ROSTRENEN
L'araignée tisse de préférence ses toiles dans les coins très obscurs que les mouches
évitent de préférence; or son but est d'attirer les mouches; le plus étonnant est que
ces toiles ne tardent pas à se refermer sur les proies voulues; l'absurde moyen a
correspondu aux fins.
J'ai beau m'être dépaysé en tous pays, toute langue, tout sentiment, j'ai quelque part,
en un angle d'ombre, ma toile d'araignée qui m'attend; elle s'appelle Rostrenen. Si
j'entreprends d'en parler à vous tous, c'est que chacun a son Rostrenen, qui peut porter
n'importe quel nom mais toujours est la toile d'araignée où jamais rien ne se
décourage.
Mon Rostrenen à moi, pour tout autre est une bourgade du sud des Côtes-du-Nord, où
j'ai, selon toutes les apparences admises, passé mon enfance.
Ce Rostrenen prétend qu'il est mon pays natal, mieux, qu'il est sans
conteste possible le seul endroit où toujours je fus, où toujours je suis, où toujours
je serai, vif ou mort. Ce Rostrenen est très sûr du fait que je ne suis jamais allé
ailleurs. Je reviendrais ne parlant que Chinois, ce lieu très têtu clamerait que je ne
parle que breton, et le breton de Rostrenen, un très impur breton, de surcroît.
Lorsque trois jours par an je passe là-bas, revenant de Kiruna ou d'Avila, d'Ecosse ou de
Tessin, Rostrenen nie que j'aie pu bouger; de ces trois jours là-bas subis, il m'est
composé une éternité. Je suis un peu dans la situation du canal de Nantes à Brest,
lequel, comme chaque citoyen rostrenenien le sait, n'a d'existence que dans le temps où
il coule à un kilomètre aux flancs du lieu très orgueilleux; certains insinuent qu'il a
coulé avant de passer par là, qu'il continue à couler bien plus loin, mais ces «
on-dits » ne peuvent rien contre l'évidence rostrenienne et sont manifestement
mensongers.
Je vous en prie, dites-le moi, quel moyen de lutter contre un Rostrenen ? Rostrenen existe
plus fortement que tout être concevable parce qu'il n'existe que pour Rostrenen ; avant
même qu'il fût possible de le percevoir existant, il s'est pensé et pour ainsi projeté
comme le seul endroit dont l'existence au monde soit justifiée; ce qui n'a pas existé
non seulement pour (ce serait une concession) mais par Rostrenen n'a jamais existé.

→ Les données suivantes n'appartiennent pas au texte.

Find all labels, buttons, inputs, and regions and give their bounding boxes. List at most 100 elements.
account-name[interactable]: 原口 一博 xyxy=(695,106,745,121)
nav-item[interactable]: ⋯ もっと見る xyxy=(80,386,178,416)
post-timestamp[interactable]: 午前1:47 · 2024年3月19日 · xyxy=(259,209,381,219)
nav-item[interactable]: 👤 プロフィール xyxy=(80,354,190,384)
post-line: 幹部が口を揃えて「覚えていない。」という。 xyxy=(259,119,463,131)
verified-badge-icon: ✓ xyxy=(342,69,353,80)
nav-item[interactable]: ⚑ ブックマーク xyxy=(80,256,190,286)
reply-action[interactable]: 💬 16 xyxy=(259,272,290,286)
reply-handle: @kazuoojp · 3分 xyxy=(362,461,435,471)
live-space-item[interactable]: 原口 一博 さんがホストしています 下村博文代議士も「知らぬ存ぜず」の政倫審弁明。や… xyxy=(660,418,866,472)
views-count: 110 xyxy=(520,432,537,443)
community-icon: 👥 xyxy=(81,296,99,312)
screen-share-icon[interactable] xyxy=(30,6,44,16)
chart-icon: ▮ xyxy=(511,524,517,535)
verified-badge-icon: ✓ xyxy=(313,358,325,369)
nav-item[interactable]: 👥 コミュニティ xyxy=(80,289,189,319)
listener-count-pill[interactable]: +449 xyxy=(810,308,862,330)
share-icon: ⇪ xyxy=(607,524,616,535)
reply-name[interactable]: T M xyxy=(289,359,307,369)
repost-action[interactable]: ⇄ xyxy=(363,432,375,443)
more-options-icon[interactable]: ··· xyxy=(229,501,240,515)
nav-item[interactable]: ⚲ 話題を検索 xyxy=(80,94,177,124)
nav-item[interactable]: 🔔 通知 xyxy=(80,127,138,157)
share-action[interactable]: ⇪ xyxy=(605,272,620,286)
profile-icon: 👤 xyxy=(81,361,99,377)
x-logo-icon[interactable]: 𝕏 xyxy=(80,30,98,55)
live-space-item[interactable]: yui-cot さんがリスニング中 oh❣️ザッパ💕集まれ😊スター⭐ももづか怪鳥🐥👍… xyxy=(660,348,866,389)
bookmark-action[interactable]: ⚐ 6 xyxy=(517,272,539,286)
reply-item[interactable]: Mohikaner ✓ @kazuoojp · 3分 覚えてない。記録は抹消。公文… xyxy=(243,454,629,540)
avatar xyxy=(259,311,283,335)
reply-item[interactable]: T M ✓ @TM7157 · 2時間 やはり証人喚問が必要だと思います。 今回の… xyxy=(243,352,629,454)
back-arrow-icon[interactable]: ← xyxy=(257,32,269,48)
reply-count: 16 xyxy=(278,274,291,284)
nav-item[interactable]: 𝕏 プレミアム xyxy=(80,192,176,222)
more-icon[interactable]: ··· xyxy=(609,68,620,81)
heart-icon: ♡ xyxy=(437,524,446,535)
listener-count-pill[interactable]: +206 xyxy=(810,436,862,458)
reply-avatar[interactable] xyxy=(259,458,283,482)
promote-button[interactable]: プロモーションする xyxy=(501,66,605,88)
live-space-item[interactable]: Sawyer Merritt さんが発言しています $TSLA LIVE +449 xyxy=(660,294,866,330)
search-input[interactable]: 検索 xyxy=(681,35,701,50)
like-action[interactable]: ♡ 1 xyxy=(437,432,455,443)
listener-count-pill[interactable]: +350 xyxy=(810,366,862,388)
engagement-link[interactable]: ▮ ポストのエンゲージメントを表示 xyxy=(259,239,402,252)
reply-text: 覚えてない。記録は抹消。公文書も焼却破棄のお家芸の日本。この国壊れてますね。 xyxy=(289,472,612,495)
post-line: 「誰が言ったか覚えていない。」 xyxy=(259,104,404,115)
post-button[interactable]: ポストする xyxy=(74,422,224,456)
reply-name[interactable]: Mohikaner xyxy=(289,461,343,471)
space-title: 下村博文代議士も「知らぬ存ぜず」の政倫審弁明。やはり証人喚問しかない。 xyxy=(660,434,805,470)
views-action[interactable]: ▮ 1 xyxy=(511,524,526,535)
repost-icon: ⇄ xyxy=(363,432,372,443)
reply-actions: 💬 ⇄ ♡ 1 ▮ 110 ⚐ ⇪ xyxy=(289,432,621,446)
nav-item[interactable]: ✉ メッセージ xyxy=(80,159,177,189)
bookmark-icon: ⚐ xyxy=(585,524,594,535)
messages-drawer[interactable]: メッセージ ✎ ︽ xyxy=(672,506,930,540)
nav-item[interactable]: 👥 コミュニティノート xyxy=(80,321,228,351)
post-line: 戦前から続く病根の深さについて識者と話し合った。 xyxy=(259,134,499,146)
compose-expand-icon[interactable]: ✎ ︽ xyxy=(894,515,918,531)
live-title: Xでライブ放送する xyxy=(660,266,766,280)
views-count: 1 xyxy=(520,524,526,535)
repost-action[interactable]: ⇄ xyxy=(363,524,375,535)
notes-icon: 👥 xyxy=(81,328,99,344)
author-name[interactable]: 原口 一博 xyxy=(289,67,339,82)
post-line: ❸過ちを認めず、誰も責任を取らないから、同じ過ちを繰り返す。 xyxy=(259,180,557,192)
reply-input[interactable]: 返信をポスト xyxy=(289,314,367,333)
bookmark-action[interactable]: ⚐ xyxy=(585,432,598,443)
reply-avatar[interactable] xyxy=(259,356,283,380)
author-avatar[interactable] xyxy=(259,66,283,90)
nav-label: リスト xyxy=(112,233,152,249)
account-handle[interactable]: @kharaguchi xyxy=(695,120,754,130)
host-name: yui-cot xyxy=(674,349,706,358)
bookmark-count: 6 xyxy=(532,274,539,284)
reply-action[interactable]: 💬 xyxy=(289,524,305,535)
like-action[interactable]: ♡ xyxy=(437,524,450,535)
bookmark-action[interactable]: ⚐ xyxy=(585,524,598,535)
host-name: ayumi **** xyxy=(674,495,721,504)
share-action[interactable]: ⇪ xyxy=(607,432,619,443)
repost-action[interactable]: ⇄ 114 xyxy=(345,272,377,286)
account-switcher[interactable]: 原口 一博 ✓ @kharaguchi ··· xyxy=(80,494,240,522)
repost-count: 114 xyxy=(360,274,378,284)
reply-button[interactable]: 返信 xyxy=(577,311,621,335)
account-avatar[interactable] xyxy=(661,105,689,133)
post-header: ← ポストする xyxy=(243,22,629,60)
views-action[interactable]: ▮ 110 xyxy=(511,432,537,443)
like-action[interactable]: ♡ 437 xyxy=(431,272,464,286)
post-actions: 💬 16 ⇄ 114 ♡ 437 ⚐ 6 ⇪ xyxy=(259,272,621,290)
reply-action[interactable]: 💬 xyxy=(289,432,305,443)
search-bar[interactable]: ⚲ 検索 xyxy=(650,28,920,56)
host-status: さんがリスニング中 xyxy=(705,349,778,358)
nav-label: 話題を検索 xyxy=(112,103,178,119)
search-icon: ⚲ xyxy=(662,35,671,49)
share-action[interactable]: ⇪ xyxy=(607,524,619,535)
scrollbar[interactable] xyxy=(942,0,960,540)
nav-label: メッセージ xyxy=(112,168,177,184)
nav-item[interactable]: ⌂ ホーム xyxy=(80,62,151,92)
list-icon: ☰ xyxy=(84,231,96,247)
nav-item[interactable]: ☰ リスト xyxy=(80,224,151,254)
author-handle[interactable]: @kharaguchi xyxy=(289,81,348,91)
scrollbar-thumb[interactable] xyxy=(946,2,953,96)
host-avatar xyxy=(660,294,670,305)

Chamaillard, de Rostrenen, publia voilà longtemps un ouvrage aujourd'hui bien
introuvable, intitulé: « Rostrenen révolutionnaire » ; ce plaisant opuscule tend à
montrer que Robespierre, insignifiant non-rostrenien, perdit sa vie à être Robespierre
ailleurs qu'à Rostrenen; ce Robespierre, c'est ce qu'on se prend à penser malgré soi à
cette lecture, eût mieux fait de s'enrôler humblement chez les révolutionnaires
rostreneniens de l'époque.
Rostrenen, et c'est là je ne sais quelle fine subtilité en son triomphe, pourrait même
ne pas être localisable sur cette planète; Rostrenen pourrait se trouver dépendant du
plus lointain groupe stellaire; Rostrenen cependant serait là, en dépit de tout, tout
simplement parce qu'il serait le lieu géométrique de tous les lieux subjectifs, qu'il
serait une manifestation de cette puissance qui consiste à s'épaissir d'existence à
force de n'accepter de l'ordre universel que la toute minuscule parcelle qui fait qu'on
est Rostrenen.
Ceci revient à dire que Rostrenen est partout et même qu'il n'y a nulle part rien
d'autre que du Rostrenen, du moins à un certain point de vue, qui est celui de la sotte
et fine patience d'araignée.
Vous êtes tous, beaucoup plus que vous ne pensez, des habitants de Rostrenen.